Fast forward to 2011 – Alex Rodriguez is an aging third baseman, Derek Jeter is a shortstop without range, Nomar is married to Mia Hamm and Cal Ripken is in Cooperstown. By WAR, the AL’s best shortstop in 2011 was . . . Jhonny Peralta.
To recap Jhonny Peralta’s career to date, be broke onto the scene with 24 HRs as the 23 year old SS for the Cleveland Indians in 2005. Peralta’s 292/366/520 was good for 2nd best among AL shortstops (barely behind Michael Young, and solidly ahead of Derek Jeter and Miguel Tejada). To place Peralta’s breakout season in historical perspective, only 10 shortstops in the history of baseball had posted an OPS+ better than Peralta at the same (or younger) age.
Over the next three seasons, Peralta continued to prove durable and above average, if not star caliber in Cleveland. Though a good hitter, Peralta never reminded the Tribe faithful of Omar Vizquel and the decision was made to move Peralta to 3B, and he primarily played 3B until his trade to Detroit in 2010.

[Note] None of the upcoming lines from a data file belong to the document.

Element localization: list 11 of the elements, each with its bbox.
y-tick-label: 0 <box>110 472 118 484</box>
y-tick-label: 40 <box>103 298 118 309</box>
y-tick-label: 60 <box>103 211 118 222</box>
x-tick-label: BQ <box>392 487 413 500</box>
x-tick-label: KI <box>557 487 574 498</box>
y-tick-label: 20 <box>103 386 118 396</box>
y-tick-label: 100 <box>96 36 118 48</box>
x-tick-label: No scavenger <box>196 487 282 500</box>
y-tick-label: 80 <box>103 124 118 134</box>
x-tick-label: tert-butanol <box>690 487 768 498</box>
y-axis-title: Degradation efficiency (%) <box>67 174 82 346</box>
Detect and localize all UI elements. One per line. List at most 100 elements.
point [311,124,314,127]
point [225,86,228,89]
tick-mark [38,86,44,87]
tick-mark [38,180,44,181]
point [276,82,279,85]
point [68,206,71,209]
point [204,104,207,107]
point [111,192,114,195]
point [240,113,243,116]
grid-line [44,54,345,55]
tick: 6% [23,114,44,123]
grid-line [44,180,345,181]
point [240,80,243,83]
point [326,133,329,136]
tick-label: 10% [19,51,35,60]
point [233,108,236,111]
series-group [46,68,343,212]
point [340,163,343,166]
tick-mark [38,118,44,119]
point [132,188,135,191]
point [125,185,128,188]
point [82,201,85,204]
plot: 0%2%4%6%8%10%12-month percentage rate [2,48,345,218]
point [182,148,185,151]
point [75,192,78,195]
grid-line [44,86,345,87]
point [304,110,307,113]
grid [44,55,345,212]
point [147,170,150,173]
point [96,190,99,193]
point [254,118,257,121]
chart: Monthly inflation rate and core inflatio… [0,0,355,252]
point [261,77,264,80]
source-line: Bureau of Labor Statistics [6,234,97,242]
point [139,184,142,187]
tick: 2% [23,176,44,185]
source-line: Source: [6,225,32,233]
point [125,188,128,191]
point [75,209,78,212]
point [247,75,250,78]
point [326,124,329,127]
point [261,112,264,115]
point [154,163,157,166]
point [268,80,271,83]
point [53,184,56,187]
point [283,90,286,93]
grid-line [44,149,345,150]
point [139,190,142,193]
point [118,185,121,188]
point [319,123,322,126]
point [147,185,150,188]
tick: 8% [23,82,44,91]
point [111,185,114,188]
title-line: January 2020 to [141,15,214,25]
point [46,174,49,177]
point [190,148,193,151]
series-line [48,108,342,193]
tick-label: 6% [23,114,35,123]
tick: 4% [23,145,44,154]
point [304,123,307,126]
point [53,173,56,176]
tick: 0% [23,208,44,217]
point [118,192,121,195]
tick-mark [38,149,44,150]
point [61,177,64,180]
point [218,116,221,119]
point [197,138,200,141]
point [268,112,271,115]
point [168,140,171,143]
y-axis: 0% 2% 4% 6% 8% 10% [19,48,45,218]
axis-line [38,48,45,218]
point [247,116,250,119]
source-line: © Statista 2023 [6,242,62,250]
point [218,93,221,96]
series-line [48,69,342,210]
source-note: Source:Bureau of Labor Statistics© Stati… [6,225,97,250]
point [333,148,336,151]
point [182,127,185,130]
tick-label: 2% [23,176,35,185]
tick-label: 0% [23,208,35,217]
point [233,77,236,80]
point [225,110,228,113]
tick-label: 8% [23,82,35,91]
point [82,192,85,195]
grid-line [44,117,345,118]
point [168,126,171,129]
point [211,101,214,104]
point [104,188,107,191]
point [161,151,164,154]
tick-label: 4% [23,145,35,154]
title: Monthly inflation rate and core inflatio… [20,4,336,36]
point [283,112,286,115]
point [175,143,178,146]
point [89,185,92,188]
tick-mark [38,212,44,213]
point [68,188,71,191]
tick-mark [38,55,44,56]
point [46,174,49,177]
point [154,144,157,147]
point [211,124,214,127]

To begin 2011, Jim Leyland and the Tigers decided that his previous struggles in the middle of the diamond were not compelling, and at age 29 Peralta moved away from 3B and back to SS (this writer can’t think of another player that moved back to SS from any position at such a late age). The results were nothing short of astonishing — Peralta proceeded to post a 5.2 WAR season – after posting 7.8 WAR in the previous 5 seasons, and was arguably the AL’s best SS:
|Alexei Ramirez||White Sox||158||15||7||0.269||0.328||0.399||0.319||96||4.9|
|Yunel Escobar||Blue Jays||133||11||3||0.290||0.369||0.413||0.345||116||4.3|
What I find most interesting is that I can’t find any good reason to explain Peralta’s resurgence. Peralta has never been the most patient hitter, but his 2011 walk rate dropped to 6.9% (career 8.4%). While his LD% came in right on his career number, his GB% decreased significantly (35.8% against a career number of 43.8%). In addition to the correlated spike in fly balls, Peralta’s infield pop up percentage nearly doubled (11.3% against a 6.3% career rate). JP’s BABIP came in at .325, almost identical to his career .314 number. In essence, Peralta was a hitter who walked less, popped up more, hit tons more fly balls (which are converted into outs at a much higher percentage) and somehow managed to post a career best batting average.
Thanks to the good people at Home Run Tracker, we can also look at Peralta’s HRs. The table below shows that when we look at balls leaving the park (versus merely the batted balls in play above), Peralta’s HRs are travelling shorter and shorter distances each year:
So to recap what we know – Jhonny Peralta will turn 30 early this coming season. He is four years removed from being moved off SS because of his lack of range, and last year he posted a career low walk percentage, a career high FB and pop up rate. His HRs are shorter than ever before, and he plays in a park that is neutral to slightly pitcher favorable. Peralta somehow turned those numbers into the league’s best SS, but it is hard to imagine anything but a disappointing 2012 campaign – though it probably wouldn’t be more surprising than his resurgent 2011 season.